File still looks good. Now replace both drives (done in the following way so we can see it in progress)

# zpool replace -o ashift=12 mymirror loop2 & \
  zpool replace -o ashift=12 mymirror loop3 & \
  sleep 1 && \
    zpool status &

state: ONLINE
 scan: resilvered 127M in 0h0m with 0 errors on Sun Jul 19 22:45:17 2015
config:

NAME STATE READ WRITE CKSUM
 mymirror ONLINE 0 0 0
 mirror-0 ONLINE 0 0 0
    loop1 ONLINE 0 0 0
    replacing-1 UNAVAIL 0 0 0
      old UNAVAIL 0 0 0 corrupted data
      loop2 ONLINE 0 0 0
    replacing-2 UNAVAIL 0 0 0
      old UNAVAIL 0 0 0 corrupted data
      loop3 ONLINE 0 0 0

errors: No known data errors

And finally replaced

# zpool status
  pool: mymirror
 state: ONLINE
  scan: resilvered 127M in 0h0m with 0 errors on Sun Jul 19 22:45:17 2015
config:

    NAME        STATE     READ WRITE CKSUM
    mymirror    ONLINE       0     0     0
      mirror-0  ONLINE       0     0     0
        loop1   ONLINE       0     0     0
        loop2   ONLINE       0     0     0
        loop3   ONLINE       0     0     0

errors: No known data errors

And finally check the file:

# md5sum /mnt/zfs/mymirror/test.dat 
c253c4c5421d793f4fefe34af5a5ecc1  /mnt/zfs/mymirror/test.dat

Corrupting A File

In this test we'll inject the file on the drive with bad data using the zinject testing tool included with ZFS.

# zinject -t data -f 1 /mnt/zfs/mymirror/test.dat
Added handler 5 with the following properties:
  pool: mymirror
objset: 21
object: 24
  type: 0
 level: 0
 range: all
# zpool scrub mymirror
# zpool status
  pool: mymirror
 state: ONLINE
  scan: scrub in progress since Sun Jul 19 21:54:23 2015
    88.4M scanned out of 127M at 3.84M/s, 0h0m to go
    2.12M repaired, 69.51% done
config:

    NAME        STATE     READ WRITE CKSUM
    mymirror    ONLINE       0     0     0
      mirror-0  ONLINE       0     0     0
        loop1   ONLINE       0     0     0  (repairing)
        loop2   ONLINE       0     0     0  (repairing)
        loop3   ONLINE       0     0     0  (repairing)

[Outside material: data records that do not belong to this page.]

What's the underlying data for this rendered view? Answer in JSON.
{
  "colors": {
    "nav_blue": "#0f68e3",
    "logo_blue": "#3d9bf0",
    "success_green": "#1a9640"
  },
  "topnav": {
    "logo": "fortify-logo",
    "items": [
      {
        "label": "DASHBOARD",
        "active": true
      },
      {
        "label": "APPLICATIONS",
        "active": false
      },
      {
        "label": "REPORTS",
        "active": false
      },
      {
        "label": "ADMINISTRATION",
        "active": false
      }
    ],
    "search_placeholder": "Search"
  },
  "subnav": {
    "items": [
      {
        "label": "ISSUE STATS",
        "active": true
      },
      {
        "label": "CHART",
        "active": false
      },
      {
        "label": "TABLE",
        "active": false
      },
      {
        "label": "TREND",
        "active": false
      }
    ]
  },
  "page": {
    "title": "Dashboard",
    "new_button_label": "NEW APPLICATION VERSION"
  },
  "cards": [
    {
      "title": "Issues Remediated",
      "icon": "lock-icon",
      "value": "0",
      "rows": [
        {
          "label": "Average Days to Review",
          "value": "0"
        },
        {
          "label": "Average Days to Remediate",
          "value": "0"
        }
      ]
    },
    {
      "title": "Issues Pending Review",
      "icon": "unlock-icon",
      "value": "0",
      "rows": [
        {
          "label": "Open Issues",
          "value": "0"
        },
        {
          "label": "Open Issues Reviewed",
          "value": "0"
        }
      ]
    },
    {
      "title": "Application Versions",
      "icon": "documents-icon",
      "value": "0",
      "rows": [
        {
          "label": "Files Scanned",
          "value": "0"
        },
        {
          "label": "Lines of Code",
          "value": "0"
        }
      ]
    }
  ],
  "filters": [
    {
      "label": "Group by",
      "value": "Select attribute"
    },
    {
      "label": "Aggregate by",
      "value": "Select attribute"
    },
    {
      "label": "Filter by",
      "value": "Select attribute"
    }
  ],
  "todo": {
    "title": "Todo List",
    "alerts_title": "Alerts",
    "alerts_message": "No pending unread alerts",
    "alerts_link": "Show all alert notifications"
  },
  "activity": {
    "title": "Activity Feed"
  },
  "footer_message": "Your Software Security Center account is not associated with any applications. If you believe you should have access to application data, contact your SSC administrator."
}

Found bad data and in the process of repairing.

# zpool status
  pool: mymirror
 state: ONLINE
  scan: scrub repaired 3M in 0h0m with 0 errors on Sun Jul 19 21:54:55 2015
config:

    NAME        STATE     READ WRITE CKSUM
    mymirror    ONLINE       0     0     0
      mirror-0  ONLINE       0     0     0
        loop1   ONLINE       0     0     0
        loop2   ONLINE       0     0     0
        loop3   ONLINE       0     0     0

errors: No known data errors

Finished reparing 3M of bad data.

Cleanup: If you are testing this yourself, remember to cancel the zinject handler after

# zinject 
 ID  POOL             OBJSET  OBJECT  TYPE      LVL  RANGE          
---  ---------------  ------  ------  --------  ---  ---------------
  5  mymirror         21      24      -           0  all
# zinject -c 5
removed handler 5

Partial Drive Corruption

Inject random bytes into one of the files backing a loopback device (mirrored array member) with dd

# dd if=/dev/urandom of=/tmp/zfsdisk_3 bs=1K count=10 seek=200000
10+0 records in
10+0 records out
10240 bytes (10 kB) copied, 0.00324266 s, 3.2 MB/s
# zpool scrub mymirror
# zpool status
  pool: mymirror
 state: ONLINE
status: One or more devices has experienced an unrecoverable error.  An
    attempt was made to correct the error.  Applications are unaffected.
action: Determine if the device needs to be replaced, and clear the errors
    using 'zpool clear' or replace the device with 'zpool replace'.
   see: http://zfsonlinux.org/msg/ZFS-8000-9P
  scan: scrub in progress since Sun Jul 19 22:08:26 2015
    127M scanned out of 127M at 31.8M/s, 0h0m to go
    24.8M repaired, 99.91% done
config:

    NAME        STATE     READ WRITE CKSUM
    mymirror    ONLINE       0     0     0
      mirror-0  ONLINE       0     0     0
        loop1   ONLINE       0     0     0
        loop2   ONLINE       0     0     0
        loop3   ONLINE       0     0   260  (repairing)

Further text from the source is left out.